If the scene in front of him was innocent, could he disappear into it, transition from one side of the glass to the other? Or were there conspiracies even in buying dog food, begging money for a drink? Intricacies that might escape him.

* * *

First thing Saturday morning, Control had called the Voice, from his house. He had placed an electronic bullhorn rigged with a timer on one side of his desk, set the timer. He had placed a neon orange sheet of paper with his reminders on it to the right, along with a pen. He drank a shot of whiskey. He smashed his fists down on the desk, once, twice, three times. He took a deep breath. Then he made the call, putting the Voice on speakerphone.

Sounds of creaking and shuffling before the Voice debuted. No doubt downstairs in the study of his/her mansion. Or in the basement of a flophouse. Or the barn of a farm, undercover with the chickens.

“Is your house in order?” the Voice asked. A sluggish quality to the Voice, as if the megalodon had been roused from slumber in icy waters. The Voice’s tone felt like an insult; it made Control even colder, began to leach away the trepidation in favor of a form of disgust shot through with stubbornness.

Deep breath. Then, preempting anything the Voice might say, Control launched into a shouted string of obscenities of the most vile kind, contorting his throat, hurting it. After a surprised pause, the Voice shouted “Enough!” then muttered something long and quivery and curling. Control lost the thread. The bullhorn went off. Control shook himself out of it, read the words on the orange sheet of paper. Checked off the first line. Launched again into a string of obscenities. “Enough!” Again, persistent, stubborn, the Voice muttered something, this time moist and short and darting. Control floated and floated and forgot. The bullhorn went off. Control saw the words on the orange sheet of paper. Checked off the second line. Obscenities. Mutters. Floating. Bullhorn ripping through. Control saw the words on the orange sheet of paper. Check mark. Repeat. Rinse. Repeat. Fifth time. Sixth time. The seventh time the script changed. He fed back to the Voice all the muttering glottal, moist, soft words he’d gleaned from the director’s cheat sheet. Heard the wet gasp and shriek of hitting the target, then an awkward lunge of words toward him, but feeble, disconnected, unintelligible.

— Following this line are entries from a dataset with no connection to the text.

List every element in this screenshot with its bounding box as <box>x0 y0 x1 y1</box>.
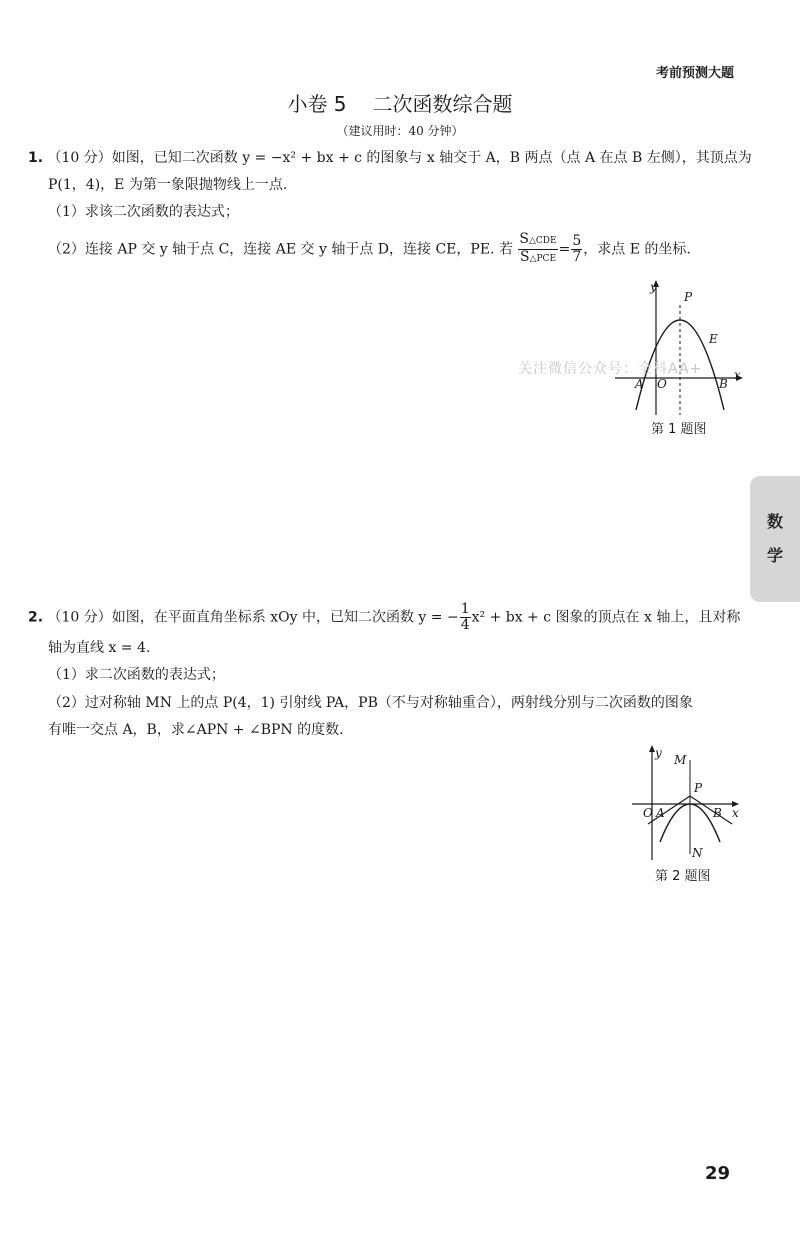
title-text: 二次函数综合题 <box>372 92 513 116</box>
frac-denominator: 7 <box>572 249 582 265</box>
value-fraction <box>571 234 582 265</box>
q2-part1: （1）求二次函数的表达式； <box>48 667 225 683</box>
q2-coefficient-fraction <box>460 602 471 633</box>
q2-figure <box>628 742 748 862</box>
title-number: 小卷 5 <box>287 92 347 116</box>
q2-frac-denominator: 4 <box>460 617 470 633</box>
q1-line2: P(1，4)，E 为第一象限抛物线上一点. <box>48 177 288 193</box>
label-b: B <box>719 377 728 391</box>
q1-equals: = <box>558 241 571 258</box>
page-title <box>0 88 800 117</box>
q2-line2: 轴为直线 x = 4. <box>48 640 151 656</box>
subject-char-2: 学 <box>766 546 783 565</box>
label-p: P <box>684 290 693 304</box>
label-x: x <box>732 806 739 820</box>
frac-numerator: 5 <box>572 233 582 249</box>
ratio-den-s: S <box>519 249 530 265</box>
label-o: O <box>643 806 653 820</box>
ratio-num-sub: △CDE <box>529 236 557 246</box>
q1-figure-caption: 第 1 题图 <box>651 422 707 437</box>
label-y: y <box>655 746 662 760</box>
q1-figure <box>610 275 750 420</box>
label-a: A <box>635 377 644 391</box>
q1-part2 <box>48 232 691 267</box>
label-e: E <box>709 332 718 346</box>
label-x: x <box>734 368 741 382</box>
label-b: B <box>713 806 722 820</box>
suggested-time: （建议用时：40 分钟） <box>336 124 464 138</box>
q1-part1: （1）求该二次函数的表达式； <box>48 204 239 220</box>
q2-line1 <box>28 602 740 633</box>
ratio-num-s: S <box>519 231 529 247</box>
q1-part2-pre: （2）连接 AP 交 y 轴于点 C，连接 AE 交 y 轴于点 D，连接 CE，PE. 若 <box>48 241 513 258</box>
watermark: 关注微信公众号：全科AA+ <box>518 361 703 377</box>
q2-part2-line1: （2）过对称轴 MN 上的点 P(4，1) 引射线 PA，PB（不与对称轴重合），两射线分别与二次函数的图象 <box>48 695 693 711</box>
q2-part2-line2: 有唯一交点 A，B，求∠APN + ∠BPN 的度数. <box>48 722 344 738</box>
label-a: A <box>656 806 665 820</box>
ray-pb <box>690 796 732 824</box>
q2-number: 2. <box>28 609 44 626</box>
label-o: O <box>657 377 667 391</box>
subject-tab <box>750 476 800 602</box>
q1-number: 1. <box>28 150 44 166</box>
area-ratio-fraction <box>518 232 557 267</box>
subject-char-1: 数 <box>766 512 783 531</box>
label-p: P <box>694 781 703 795</box>
q2-stem-pre: （10 分）如图，在平面直角坐标系 xOy 中，已知二次函数 y = − <box>47 609 459 626</box>
q1-part2-post: ，求点 E 的坐标. <box>583 241 691 258</box>
label-y: y <box>650 280 657 294</box>
ratio-den-sub: △PCE <box>529 254 557 264</box>
q1-stem: （10 分）如图，已知二次函数 y = −x² + bx + c 的图象与 x 轴交于 A，B 两点（点 A 在点 B 左侧），其顶点为 <box>47 150 752 166</box>
label-n: N <box>692 846 703 860</box>
page-number: 29 <box>704 1163 730 1184</box>
ray-pa <box>648 796 690 824</box>
q1-line1 <box>28 147 752 167</box>
label-m: M <box>674 753 687 767</box>
q2-frac-numerator: 1 <box>460 601 470 617</box>
q2-stem-post: x² + bx + c 图象的顶点在 x 轴上，且对称 <box>471 609 741 626</box>
section-tag: 考前预测大题 <box>655 66 734 81</box>
q2-figure-caption: 第 2 题图 <box>655 869 711 884</box>
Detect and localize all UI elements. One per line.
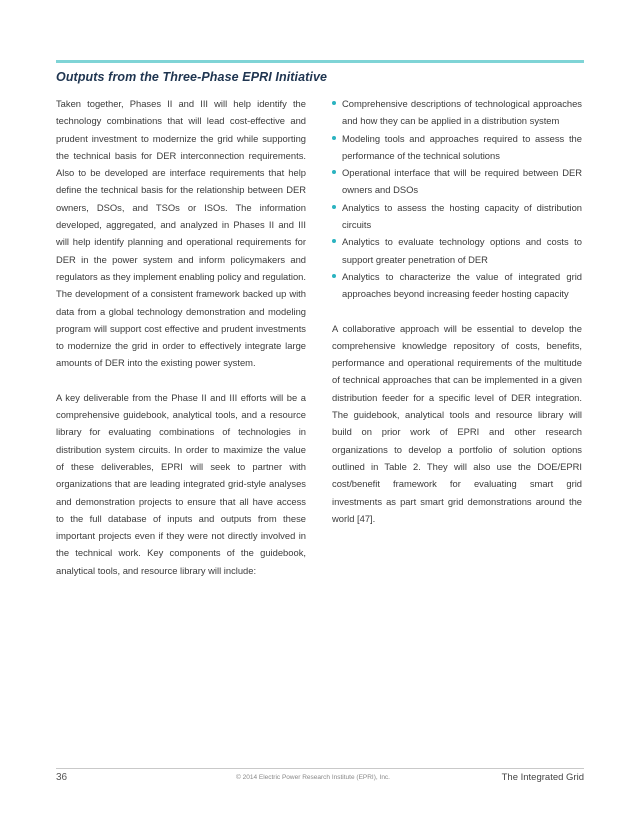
top-accent-rule xyxy=(56,60,584,63)
list-item xyxy=(332,233,582,268)
footer-rule xyxy=(56,768,584,769)
list-item xyxy=(332,268,582,303)
list-item xyxy=(332,199,582,234)
list-item-text: Analytics to assess the hosting capacity of distribution circuits xyxy=(342,201,582,231)
component-list xyxy=(332,95,582,303)
list-item-text: Analytics to evaluate technology options and costs to support greater penetration of DER xyxy=(342,236,582,265)
list-item xyxy=(332,95,582,130)
section-title: Outputs from the Three-Phase EPRI Initiative xyxy=(56,70,328,84)
body-paragraph: A key deliverable from the Phase II and III efforts will be a comprehensive guidebook, analytical tools, and a resource library for evaluating combinations of technologies in distribution system circuits. In order to maximize the value of these deliverables, EPRI will seek to partner with organizations that are leading integrated grid-style analyses and demonstration projects to ensure that all have access to the full database of inputs and outputs from these important projects even if they were not directly involved in the technical work. Key components of the guidebook, analytical tools, and resource library will include: xyxy=(56,391,306,576)
document-title: The Integrated Grid xyxy=(501,772,584,783)
copyright-notice: © 2014 Electric Power Research Institute (EPRI), Inc. xyxy=(236,774,390,781)
list-item-text: Comprehensive descriptions of technological approaches and how they can be applied in a distribution system xyxy=(342,98,582,127)
list-item-text: Modeling tools and approaches required to assess the performance of the technical solutions xyxy=(342,132,582,161)
bullet-icon xyxy=(332,205,336,209)
bullet-icon xyxy=(332,239,336,243)
bullet-icon xyxy=(332,101,336,105)
body-paragraph: Taken together, Phases II and III will help identify the technology combinations that will lead cost-effective and prudent investment to modernize the grid while supporting the technical basis for DER interconnection requirements. Also to be developed are interface requirements that help define the technical basis for the relationship between DER owners, DSOs, and TSOs or ISOs. The information developed, aggregated, and analyzed in Phases II and III will help identify planning and operational requirements for DER in the power system and inform policymakers and regulators as they implement enabling policy and regulation. The development of a consistent framework backed up with data from a global technology demonstration and modeling program will support cost effective and prudent investments to modernize the grid in order to effectively integrate large amounts of DER into the existing power system. xyxy=(56,98,306,369)
page-number: 36 xyxy=(56,772,68,783)
list-item xyxy=(332,130,582,165)
left-column xyxy=(56,95,306,596)
right-column xyxy=(332,95,582,544)
list-item xyxy=(332,164,582,199)
list-item-text: Operational interface that will be required between DER owners and DSOs xyxy=(342,167,582,196)
bullet-icon xyxy=(332,170,336,174)
list-item-text: Analytics to characterize the value of integrated grid approaches beyond increasing feeder hosting capacity xyxy=(342,270,582,300)
bullet-icon xyxy=(332,136,336,140)
body-paragraph: A collaborative approach will be essential to develop the comprehensive knowledge repository of costs, benefits, performance and operational requirements of the multitude of technical approaches that can be implemented in a given distribution feeder for a specific level of DER integration. The guidebook, analytical tools and resource library will build on prior work of EPRI and other research organizations to develop a portfolio of solution options outlined in Table 2. They will also use the DOE/EPRI cost/benefit framework for evaluating smart grid investments as part smart grid demonstrations around the world [47]. xyxy=(332,322,582,524)
bullet-icon xyxy=(332,274,336,278)
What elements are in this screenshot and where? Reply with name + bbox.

That had left a scar. He doubted his incantation had had the full effect, but the point was that the Voice knew and had had a very unpleasant experience.

The bullhorn went off. Control saw the words on the orange sheet of paper. He was done. The Voice was done. They’d have to get another handler, one not quite so manipulative.

“Here’s a joke for you,” Control said. “What’s the difference between a magician and a spy?” Then he hung up.

* * *

He had reviewed the surveillance of his Wednesday and Thursday conversations with the Voice on Friday night after a vigorous jog. He’d been suspicious, hadn’t trusted the way he seemed to fade in and out during those conversations, or how the Voice had infiltrated his thoughts. With Chorizo on his lap, and the feed piped in from his phone to the television, Control had seen the Voice execute hypnotic commands, seen himself become unfocused, head floating a bit on his neck, eyelids fluttering, while the Voice, never dropping the metallic, guttural disguise, gave him orders and suggestions. The Voice told him not to worry about Whitby, to put his concern aside, minimize it, because “Whitby’s never mattered.” But then later backtracked and expressed interest in him finding Whitby’s strange room. Had he been drawn to that hidey-hole because of some subliminal intel? A reference to Grace, along with an order to go back to her office, then some dithering about “too risky” when the Voice learned about the new locks. A lot of exasperation about the director’s notes and the slow progress in sorting through them. That this was mostly due to the director’s disorganized process made him wonder if that had been the point of the chaos. Had the Voice even told Control to go by “Control” at the agency? Resisted the madness of such thoughts.